Nike (NKE) shares tumbled 5.02% in pre-market trading on Friday, as investors reacted to President Donald Trump's announcement of new reciprocal tariffs that could significantly impact the retail and footwear sectors. The sportswear giant, along with other major retailers, faces potential supply chain disruptions and increased costs due to the aggressive trade policy.
The new tariff structure, unveiled by Trump in what he called a "Liberation Day" announcement, includes a baseline 10% tariff on all imports starting April 5, with higher rates for specific countries beginning April 9. Of particular concern for Nike is the 34% tariff on goods from China, a crucial manufacturing hub for the company. This comes on top of existing duties, potentially bringing the total tariff rate on Chinese imports to 54%.
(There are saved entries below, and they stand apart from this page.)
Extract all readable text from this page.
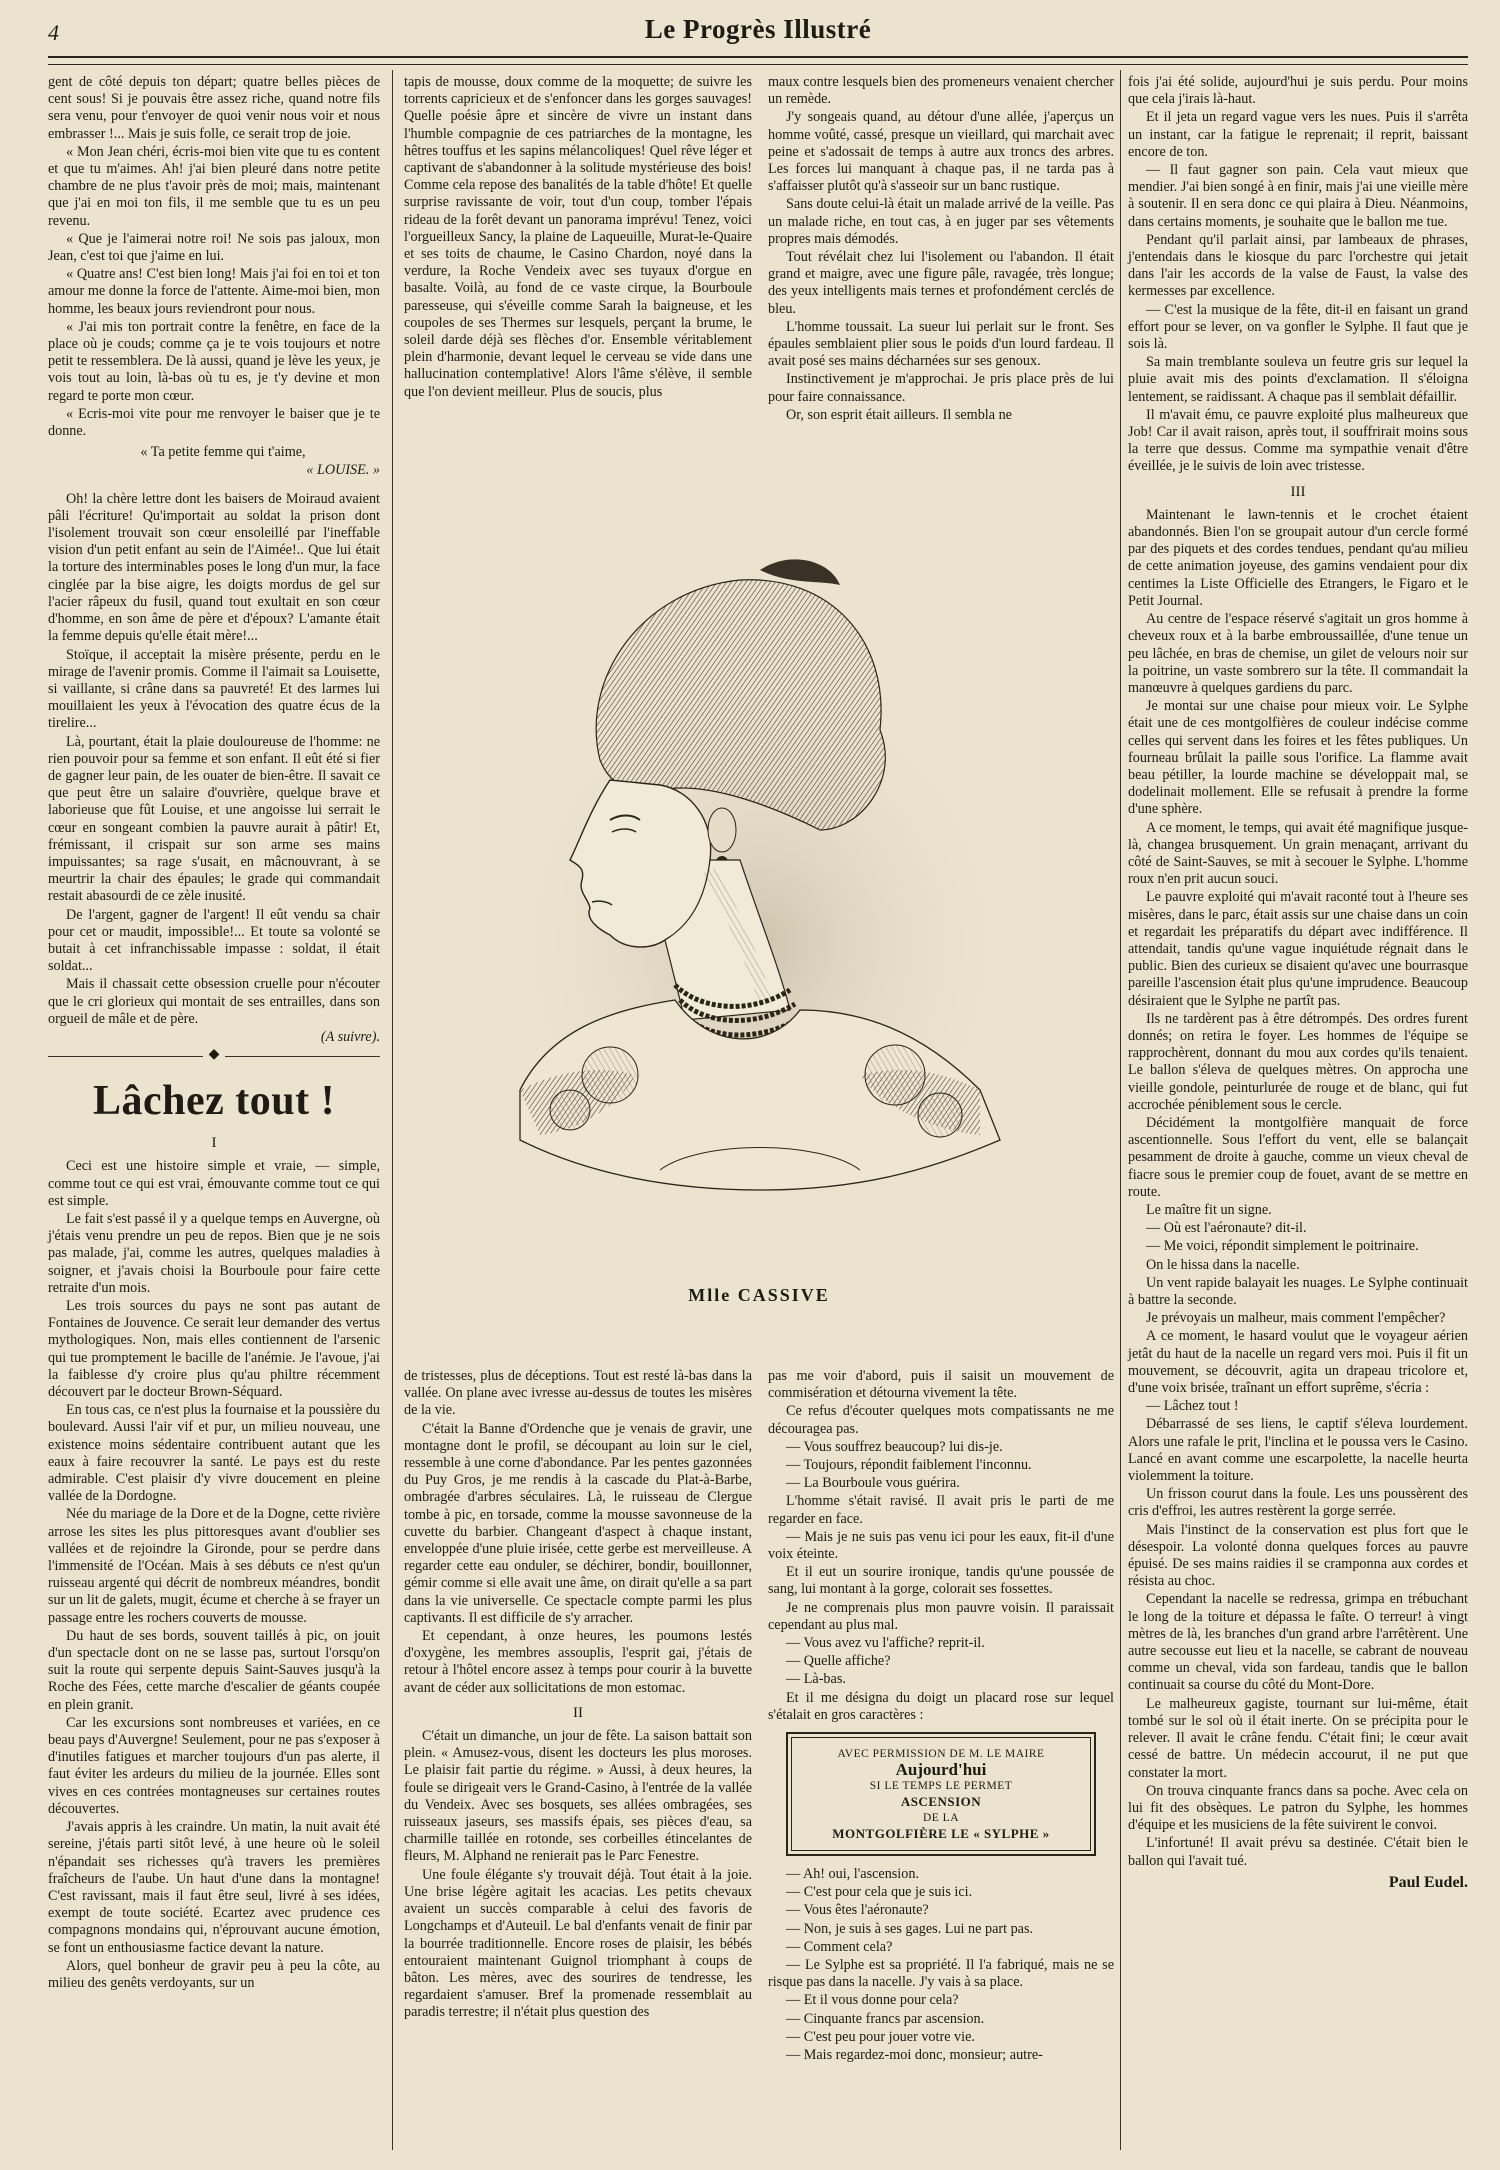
4	Le Progrès Illustré

gent de côté depuis ton départ; quatre belles pièces de cent sous! Si je pouvais être assez riche, quand notre fils sera venu, pour t'envoyer de quoi venir nous voir et nous embrasser !... Mais je suis folle, ce serait trop de joie.

« Mon Jean chéri, écris-moi bien vite que tu es content et que tu m'aimes. Ah! j'ai bien pleuré dans notre petite chambre de ne plus t'avoir près de moi; mais, maintenant que j'ai en moi ton fils, il me semble que tu es un peu revenu.

« Que je l'aimerai notre roi! Ne sois pas jaloux, mon Jean, c'est toi que j'aime en lui.

« Quatre ans! C'est bien long! Mais j'ai foi en toi et ton amour me donne la force de l'attente. Aime-moi bien, mon homme, les beaux jours reviendront pour nous.

« J'ai mis ton portrait contre la fenêtre, en face de la place où je couds; comme ça je te vois toujours et notre petit te ressemblera. De là aussi, quand je lève les yeux, je vois tout au loin, là-bas où tu es, je t'y devine et mon regard te porte mon cœur.

« Ecris-moi vite pour me renvoyer le baiser que je te donne.

« Ta petite femme qui t'aime,

« LOUISE. »

Oh! la chère lettre dont les baisers de Moiraud avaient pâli l'écriture! Qu'importait au soldat la prison dont l'isolement trouvait son cœur ensoleillé par l'ineffable vision d'un petit enfant au sein de l'Aimée!.. Que lui était la torture des interminables poses le long d'un mur, la face cinglée par la bise aigre, les doigts mordus de gel sur l'acier râpeux du fusil, quand tout exultait en son cœur d'homme, en son âme de père et d'époux? L'amante était la femme depuis qu'elle était mère!...

Stoïque, il acceptait la misère présente, perdu en le mirage de l'avenir promis. Comme il l'aimait sa Louisette, si vaillante, si crâne dans sa pauvreté! Et des larmes lui mouillaient les yeux à l'évocation des quatre écus de la tirelire...

Là, pourtant, était la plaie douloureuse de l'homme: ne rien pouvoir pour sa femme et son enfant. Il eût été si fier de gagner leur pain, de les ouater de bien-être. Il savait ce que peut être un salaire d'ouvrière, quelque brave et laborieuse que fût Louise, et une angoisse lui serrait le cœur en songeant combien la pauvre aurait à pâtir! Et, frémissant, il crispait sur son arme ses mains impuissantes; sa rage s'usait, en mâcnouvrant, à se meurtrir la chair des épaules; le grade qui commandait restait abasourdi de ce zèle inusité.

De l'argent, gagner de l'argent! Il eût vendu sa chair pour cet or maudit, impossible!... Et toute sa volonté se butait à cet infranchissable impasse : soldat, il était soldat...

Mais il chassait cette obsession cruelle pour n'écouter que le cri glorieux qui montait de ses entrailles, dans son orgueil de mâle et de père.

(A suivre).

◆
Lâchez tout !
I

Ceci est une histoire simple et vraie, — simple, comme tout ce qui est vrai, émouvante comme tout ce qui est simple.

Le fait s'est passé il y a quelque temps en Auvergne, où j'étais venu prendre un peu de repos. Bien que je ne sois pas malade, j'ai, comme les autres, quelques maladies à soigner, et j'avais choisi la Bourboule pour faire cette retraite d'un mois.

Les trois sources du pays ne sont pas autant de Fontaines de Jouvence. Ce serait leur demander des vertus mythologiques. Non, mais elles contiennent de l'arsenic qui tue promptement le bacille de l'anémie. Je l'avoue, j'ai la faiblesse d'y croire plus qu'au philtre récemment découvert par le docteur Brown-Séquard.

En tous cas, ce n'est plus la fournaise et la poussière du boulevard. Aussi l'air vif et pur, un milieu nouveau, une existence moins sédentaire contribuent autant que les eaux à faire recouvrer la santé. Le pays est du reste admirable. C'est plaisir d'y vivre doucement en pleine vallée de la Dordogne.

Née du mariage de la Dore et de la Dogne, cette rivière arrose les sites les plus pittoresques avant d'oublier ses vallées et de rejoindre la Gironde, pour se perdre dans l'immensité de l'Océan. Mais à ses débuts ce n'est qu'un ruisseau argenté qui décrit de nombreux méandres, bondit sur un lit de galets, mugit, écume et cherche à se frayer un passage entre les rochers couverts de mousse.

Du haut de ses bords, souvent taillés à pic, on jouit d'un spectacle dont on ne se lasse pas, surtout l'orsqu'on suit la route qui serpente depuis Saint-Sauves jusqu'à la Roche des Fées, cette marche d'escalier de géants coupée en plein granit.

Car les excursions sont nombreuses et variées, en ce beau pays d'Auvergne! Seulement, pour ne pas s'exposer à d'inutiles fatigues et marcher toujours d'un pas alerte, il faut éviter les ardeurs du milieu de la journée. Elles sont vives en ces contrées montagneuses sur certaines routes découvertes.

J'avais appris à les craindre. Un matin, la nuit avait été sereine, j'étais parti sitôt levé, à une heure où le soleil n'épandait ses richesses qu'à travers les premières fraîcheurs de l'aube. Un haut d'une dans la montagne! C'est ravissant, mais il faut être seul, livré à ses idées, exempt de toute société. Ecartez avec prudence ces compagnons mondains qui, n'éprouvant aucune émotion, se font un enthousiasme factice devant la nature.

Alors, quel bonheur de gravir peu à peu la côte, au milieu des genêts verdoyants, sur un

tapis de mousse, doux comme de la moquette; de suivre les torrents capricieux et de s'enfoncer dans les gorges sauvages! Quelle poésie âpre et sincère de vivre un instant dans l'humble compagnie de ces patriarches de la montagne, les hêtres touffus et les sapins mélancoliques! Quel rêve léger et captivant de s'abandonner à la solitude mystérieuse des bois! Comme cela repose des banalités de la table d'hôte! Et quelle surprise ravissante de voir, tout d'un coup, tomber l'épais rideau de la forêt devant un panorama imprévu! Tenez, voici l'orgueilleux Sancy, la plaine de Laqueuille, Murat-le-Quaire et ses toits de chaume, le Casino Chardon, noyé dans la verdure, la Roche Vendeix avec ses tuyaux d'orgue en basalte. Voilà, au fond de ce vaste cirque, la Bourboule paresseuse, qui s'éveille comme Sarah la baigneuse, et les coupoles de ses Thermes sur lesquels, perçant la brume, le soleil darde déjà ses flèches d'or. Ensemble véritablement plein d'harmonie, devant lequel le cerveau se vide dans une hallucination contemplative! Alors l'âme s'élève, il semble que l'on devient meilleur. Plus de soucis, plus

maux contre lesquels bien des promeneurs venaient chercher un remède.

J'y songeais quand, au détour d'une allée, j'aperçus un homme voûté, cassé, presque un vieillard, qui marchait avec peine et s'adossait de temps à autre aux troncs des arbres. Les forces lui manquant à chaque pas, il ne tarda pas à s'affaisser plutôt qu'à s'asseoir sur un banc rustique.

Sans doute celui-là était un malade arrivé de la veille. Pas un malade riche, en tout cas, à en juger par ses vêtements propres mais démodés.

Tout révélait chez lui l'isolement ou l'abandon. Il était grand et maigre, avec une figure pâle, ravagée, très longue; des yeux intelligents mais ternes et profondément cerclés de bleu.

L'homme toussait. La sueur lui perlait sur le front. Ses épaules semblaient plier sous le poids d'un lourd fardeau. Il avait posé ses mains décharnées sur ses genoux.

Instinctivement je m'approchai. Je pris place près de lui pour faire connaissance.

Or, son esprit était ailleurs. Il sembla ne

Mlle CASSIVE

de tristesses, plus de déceptions. Tout est resté là-bas dans la vallée. On plane avec ivresse au-dessus de toutes les misères de la vie.

C'était la Banne d'Ordenche que je venais de gravir, une montagne dont le profil, se découpant au loin sur le ciel, ressemble à une corne d'abondance. Par les pentes gazonnées du Puy Gros, je me rendis à la cascade du Plat-à-Barbe, ombragée d'arbres séculaires. Là, le ruisseau de Clergue tombe à pic, en torsade, comme la mousse savonneuse de la cuvette du barbier. Changeant d'aspect à chaque instant, enveloppée d'une pluie irisée, cette gerbe est merveilleuse. A regarder cette eau onduler, se déchirer, bondir, bouillonner, gémir comme si elle avait une âme, on dirait qu'elle a sa part dans la vie universelle. Ce spectacle compte parmi les plus captivants. Il est difficile de s'y arracher.

Et cependant, à onze heures, les poumons lestés d'oxygène, les membres assouplis, l'esprit gai, j'étais de retour à l'hôtel encore assez à temps pour courir à la buvette avant de céder aux sollicitations de mon estomac.

II

C'était un dimanche, un jour de fête. La saison battait son plein. « Amusez-vous, disent les docteurs les plus moroses. Le plaisir fait partie du régime. » Aussi, à deux heures, la foule se dirigeait vers le Grand-Casino, à l'entrée de la vallée du Vendeix. Avec ses bosquets, ses allées ombragées, ses ruisseaux jaseurs, ses massifs épais, ses pièces d'eau, sa charmille taillée en rotonde, ses corbeilles étincelantes de fleurs, M. Alphand ne renierait pas le Parc Fenestre.

Une foule élégante s'y trouvait déjà. Tout était à la joie. Une brise légère agitait les acacias. Les petits chevaux avaient un succès comparable à celui des favoris de Longchamps et d'Auteuil. Le bal d'enfants venait de finir par la bourrée traditionnelle. Encore roses de plaisir, les bébés entouraient maintenant Guignol triomphant à coups de bâton. Les mères, avec des sourires de tendresse, les regardaient s'amuser. Bref la promenade ressemblait au paradis terrestre; il n'était plus question des

pas me voir d'abord, puis il saisit un mouvement de commisération et détourna vivement la tête.

Ce refus d'écouter quelques mots compatissants ne me découragea pas.

— Vous souffrez beaucoup? lui dis-je.

— Toujours, répondit faiblement l'inconnu.

— La Bourboule vous guérira.

L'homme s'était ravisé. Il avait pris le parti de me regarder en face.

— Mais je ne suis pas venu ici pour les eaux, fit-il d'une voix éteinte.

Et il eut un sourire ironique, tandis qu'une poussée de sang, lui montant à la gorge, colorait ses fossettes.

Je ne comprenais plus mon pauvre voisin. Il paraissait cependant au plus mal.

— Vous avez vu l'affiche? reprit-il.

— Quelle affiche?

— Là-bas.

Et il me désigna du doigt un placard rose sur lequel s'étalait en gros caractères :

AVEC PERMISSION DE M. LE MAIRE
Aujourd'hui
SI LE TEMPS LE PERMET
ASCENSION
DE LA
MONTGOLFIÈRE LE « SYLPHE »

— Ah! oui, l'ascension.

— C'est pour cela que je suis ici.

— Vous êtes l'aéronaute?

— Non, je suis à ses gages. Lui ne part pas.

— Comment cela?

— Le Sylphe est sa propriété. Il l'a fabriqué, mais ne se risque pas dans la nacelle. J'y vais à sa place.

— Et il vous donne pour cela?

— Cinquante francs par ascension.

— C'est peu pour jouer votre vie.

— Mais regardez-moi donc, monsieur; autre-

fois j'ai été solide, aujourd'hui je suis perdu. Pour moins que cela j'irais là-haut.

Et il jeta un regard vague vers les nues. Puis il s'arrêta un instant, car la fatigue le reprenait; il reprit, baissant encore de ton.

— Il faut gagner son pain. Cela vaut mieux que mendier. J'ai bien songé à en finir, mais j'ai une vieille mère à soutenir. Il en sera donc ce qui plaira à Dieu. Néanmoins, dans certains moments, je souhaite que le ballon me tue.

Pendant qu'il parlait ainsi, par lambeaux de phrases, j'entendais dans le kiosque du parc l'orchestre qui jetait dans l'air les accords de la valse de Faust, la valse des kermesses par excellence.

— C'est la musique de la fête, dit-il en faisant un grand effort pour se lever, on va gonfler le Sylphe. Il faut que je sois là.

Sa main tremblante souleva un feutre gris sur lequel la pluie avait mis des points d'exclamation. Il s'éloigna lentement, se raidissant. A chaque pas il semblait défaillir.

Il m'avait ému, ce pauvre exploité plus malheureux que Job! Car il avait raison, après tout, il souffrirait moins sous la terre que dessus. Comme ma sympathie venait d'être éveillée, je le suivis de loin avec tristesse.

III

Maintenant le lawn-tennis et le crochet étaient abandonnés. Bien l'on se groupait autour d'un cercle formé par des piquets et des cordes tendues, pendant qu'au milieu de cette animation joyeuse, des gamins vendaient pour dix centimes la Liste Officielle des Etrangers, le Figaro et le Petit Journal.

Au centre de l'espace réservé s'agitait un gros homme à cheveux roux et à la barbe embroussaillée, d'une tenue un peu lâchée, en bras de chemise, un gilet de velours noir sur la poitrine, un vaste sombrero sur la tête. Il commandait la manœuvre à quelques gardiens du parc.

Je montai sur une chaise pour mieux voir. Le Sylphe était une de ces montgolfières de couleur indécise comme celles qui servent dans les foires et les fêtes publiques. Un fourneau brûlait la paille sous l'orifice. La flamme avait beau pétiller, la lourde machine se développait mal, se dodelinait mollement. Elle se refusait à prendre la forme d'une sphère.

A ce moment, le temps, qui avait été magnifique jusque-là, changea brusquement. Un grain menaçant, arrivant du côté de Saint-Sauves, se mit à secouer le Sylphe. L'homme roux n'en prit aucun souci.

Le pauvre exploité qui m'avait raconté tout à l'heure ses misères, dans le parc, était assis sur une chaise dans un coin et regardait les préparatifs du départ avec indifférence. Il attendait, tandis qu'une vague inquiétude régnait dans le public. Bien des curieux se disaient qu'avec une bourrasque pareille l'ascension était plus qu'une imprudence. Beaucoup désiraient que le Sylphe ne partît pas.

Ils ne tardèrent pas à être détrompés. Des ordres furent donnés; on retira le foyer. Les hommes de l'équipe se rapprochèrent, donnant du mou aux cordes qu'ils tenaient. Le ballon s'éleva de quelques mètres. On approcha une vieille gondole, peinturlurée de rouge et de blanc, qui fut accrochée péniblement sous le cercle.

Décidément la montgolfière manquait de force ascentionnelle. Sous l'effort du vent, elle se balançait pesamment de droite à gauche, comme un vieux cheval de fiacre sous le premier coup de fouet, avant de se mettre en route.

Le maître fit un signe.

— Où est l'aéronaute? dit-il.

— Me voici, répondit simplement le poitrinaire.

On le hissa dans la nacelle.

Un vent rapide balayait les nuages. Le Sylphe continuait à battre la seconde.

Je prévoyais un malheur, mais comment l'empêcher?

A ce moment, le hasard voulut que le voyageur aérien jetât du haut de la nacelle un regard vers moi. Puis il fit un mouvement, se découvrit, agita un drapeau tricolore et, d'une voix brisée, traînant un effort suprême, s'écria :

— Lâchez tout !

Débarrassé de ses liens, le captif s'éleva lourdement. Alors une rafale le prit, l'inclina et le poussa vers le Casino. Lancé en avant comme une escarpolette, la nacelle heurta violemment la toiture.

Un frisson courut dans la foule. Les uns poussèrent des cris d'effroi, les autres restèrent la gorge serrée.

Mais l'instinct de la conservation est plus fort que le désespoir. La volonté donna quelques forces au pauvre épuisé. De ses mains raidies il se cramponna aux cordes et résista au choc.

Cependant la nacelle se redressa, grimpa en trébuchant le long de la toiture et dépassa le faîte. O terreur! à vingt mètres de là, les branches d'un grand arbre l'arrêtèrent. Une autre secousse eut lieu et la nacelle, se cabrant de nouveau comme un cheval, vida son fardeau, tandis que le ballon continuait sa course du côté du Mont-Dore.

Le malheureux gagiste, tournant sur lui-même, était tombé sur le sol où il était inerte. On se précipita pour le relever. Il avait le crâne fendu. C'était fini; le cœur avait cessé de battre. Un médecin accourut, il ne put que constater la mort.

On trouva cinquante francs dans sa poche. Avec cela on lui fit des obsèques. Le patron du Sylphe, les hommes d'équipe et les musiciens de la fête suivirent le convoi.

L'infortuné! Il avait prévu sa destinée. C'était bien le ballon qui l'avait tué.

Paul Eudel.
The broader market also felt the impact of the tariff news, with the S&P 500 and Nasdaq Composite experiencing significant drops in after-hours trading. Other retail stocks, including Walmart (WMT) and footwear makers like Crocs (CROX) and Skechers (SKX), also saw pre-market declines. Analysts are concerned about the sector's ability to absorb or pass on increased costs to inflation-weary consumers.
Despite the negative market reaction, some analysts maintain a positive long-term outlook for Nike. Bernstein, while adjusting its price target on Nike to $85 from $95, has maintained an Outperform rating on the stock. However, the immediate future remains uncertain as companies scramble to assess the full impact of the new tariffs and potentially rethink their global supply chains.